The Patriot Post® · In Brief: Critical Father Theory
Mary Eberstadt is one the our nation’s foremost cultural critics and public intellectuals, but a brief glance at her body of work shows that she’s also one of us. Books such as How the West Really Lost God: A New Theory of Secularization; It’s Dangerous to Believe: Religious Freedom and Its Enemies; and Adam and Eve after the Pill: Paradoxes of the Sexual Revolution make it clear that she’s unafraid to stake out controversial turf and tell hard truths.
“America’s crime problem is a father problem,” she writes in a recent essay. “This is one of our country’s deepest and most denied family secrets. Everybody knows it, and everybody has known it for a very long time.” She then addresses the elephant in the room:
Some will call these unwanted facts racist. They’re wrong. White America has been playing impressive catch-up ball. Today, the percentage of white children who are also being raised without two married parents is higher than the one that the Moynihan Report worried over for blacks — 28 vs 25 percent, respectively. And just as the Report forecast, correctly, that this new model would collectively produce social chaos, so it is exacting its own penalty among non-blacks.
If you’re not familiar with the 1965 Moynihan Report, its full name is The Negro Family: The Case for National Action, and its author, then-Assistant Labor Secret Daniel Patrick Moynihan (and future iconoclastic New York Democrat senator) told one hard truth after another about the breakdown of the black nuclear family, from unwed childrearing to divorce to single-mother households to poverty. His findings were denounced then, and they’re denounced today, by a Left unwilling to come to grips with difficult realities.

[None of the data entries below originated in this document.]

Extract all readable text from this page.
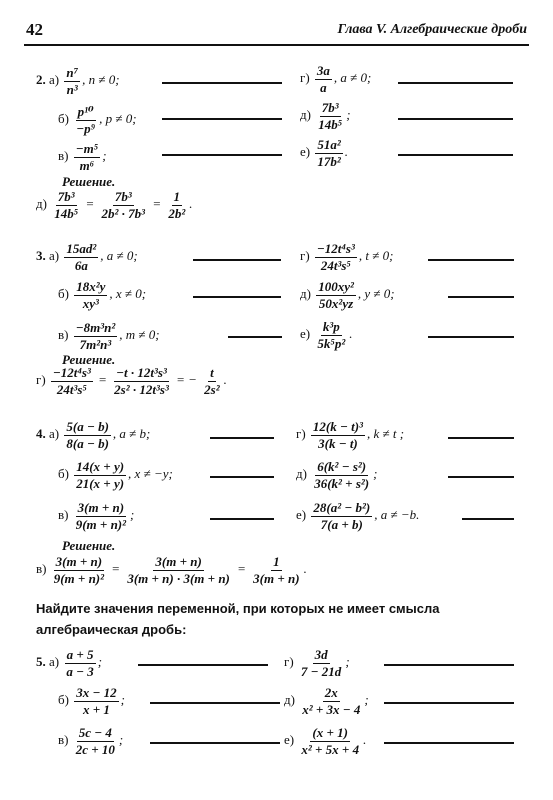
42	Глава V. Алгебраические дроби
2. $а) \frac{\text{n⁷}}{\text{n³}}$ , n ≠ 0;
$б) \frac{\text{p¹⁰}}{\text{−p⁹}}$ , p ≠ 0;
$в) \frac{\text{−m⁵}}{\text{m⁶}}$ ;
$г) \frac{3a}{a}$ , a ≠ 0;
$д) \frac{\text{7b³}}{\text{14b⁵}}$ ;
$е) \frac{\text{51a²}}{\text{17b²}}$ .
Решение.
$д) \frac{\text{7b³}}{\text{14b⁵}} = \frac{\text{7b³}}{\text{2b² · 7b³}} = \frac{1}{\text{2b²}}$ .
3. $а) \frac{\text{15ad²}}{6a}$ , a ≠ 0;
$б) \frac{\text{18x²y}}{\text{xy³}}$ , x ≠ 0;
$в) \frac{\text{−8m³n²}}{\text{7m²n³}}$ , m ≠ 0;
$г) \frac{\text{−12t⁴s³}}{\text{24t³s⁵}}$ , t ≠ 0;
$д) \frac{\text{100xy²}}{\text{50x²yz}}$ , y ≠ 0;
$е) \frac{\text{k³p}}{\text{5k⁵p²}}$ .
Решение.
$г) \frac{\text{−12t⁴s³}}{\text{24t³s⁵}} = \frac{\text{−t · 12t³s³}}{\text{2s² · 12t³s³}}$ = − $\frac{t}{\text{2s²}}$ .
4. $а) \frac{5(a - b)}{8(a - b)}$ , a ≠ b;
$б) \frac{14(x + y)}{21(x + y)}$ , x ≠ −y;
$в) \frac{3(m + n)}{\text{9(m + n)²}}$ ;
$г) \frac{\text{12(k − t)³}}{3(k - t)}$ , k ≠ t ;
$д) \frac{\text{6(k² − s²)}}{\text{36(k² + s²)}}$ ;
$е) \frac{\text{28(a² − b²)}}{7(a + b)}$ , a ≠ −b.
Решение.
$в) \frac{3(m + n)}{\text{9(m + n)²}} = \frac{3(m + n)}{3(m + n) \cdot 3(m + n)} = \frac{1}{3(m + n)}$ .
Найдите значения переменной, при которых не имеет смысла алгебраическая дробь:
5. $а) \frac{a + 5}{a - 3}$ ;
$б) \frac{3x - 12}{x + 1}$ ;
$в) \frac{5c - 4}{2c + 10}$ ;
$г) \frac{3d}{7 - 21d}$ ;
$д) \frac{2x}{\text{x² + 3x − 4}}$ ;
$е) \frac{(x + 1)}{\text{x² + 5x + 4}}$ .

But, as Eberstadt points out, fatherlessness is an equal-opportunity plague, and the normalization of the fatherless home is the key contributor to it. She writes:
It’s now over a quarter-century since rapper Tupac Shakur penned a searing apotheosis, ‘Papa'z Song’ (1993), nailing the image for his generation: ‘Had to play catch by myself. What a sorry sight.’ For decades, Eminem has similarly wrung the hearts of many millions of kids fuming over their own missing daddies. All of which raises the question: if everybody from auto mechanics and sociologists to producers and pop stars knows this, why doesn’t someone do something?“
One answer may be that there isn’t a nickel in it. Neither Raytheon nor any other woke corporation will spend millions to tutor its employees in the economic and social benefits of the two-parent home — though they will devote that largesse, and more, to entrepreneurs of critical race theory. Twitter’s Jack Dorsey will not shower eight-figure donations on centers of therapy or other ameliorations for the children of family chaos — though he righteously does just that for the neo-racialist academic empire over which Ibram X. Kendi presides.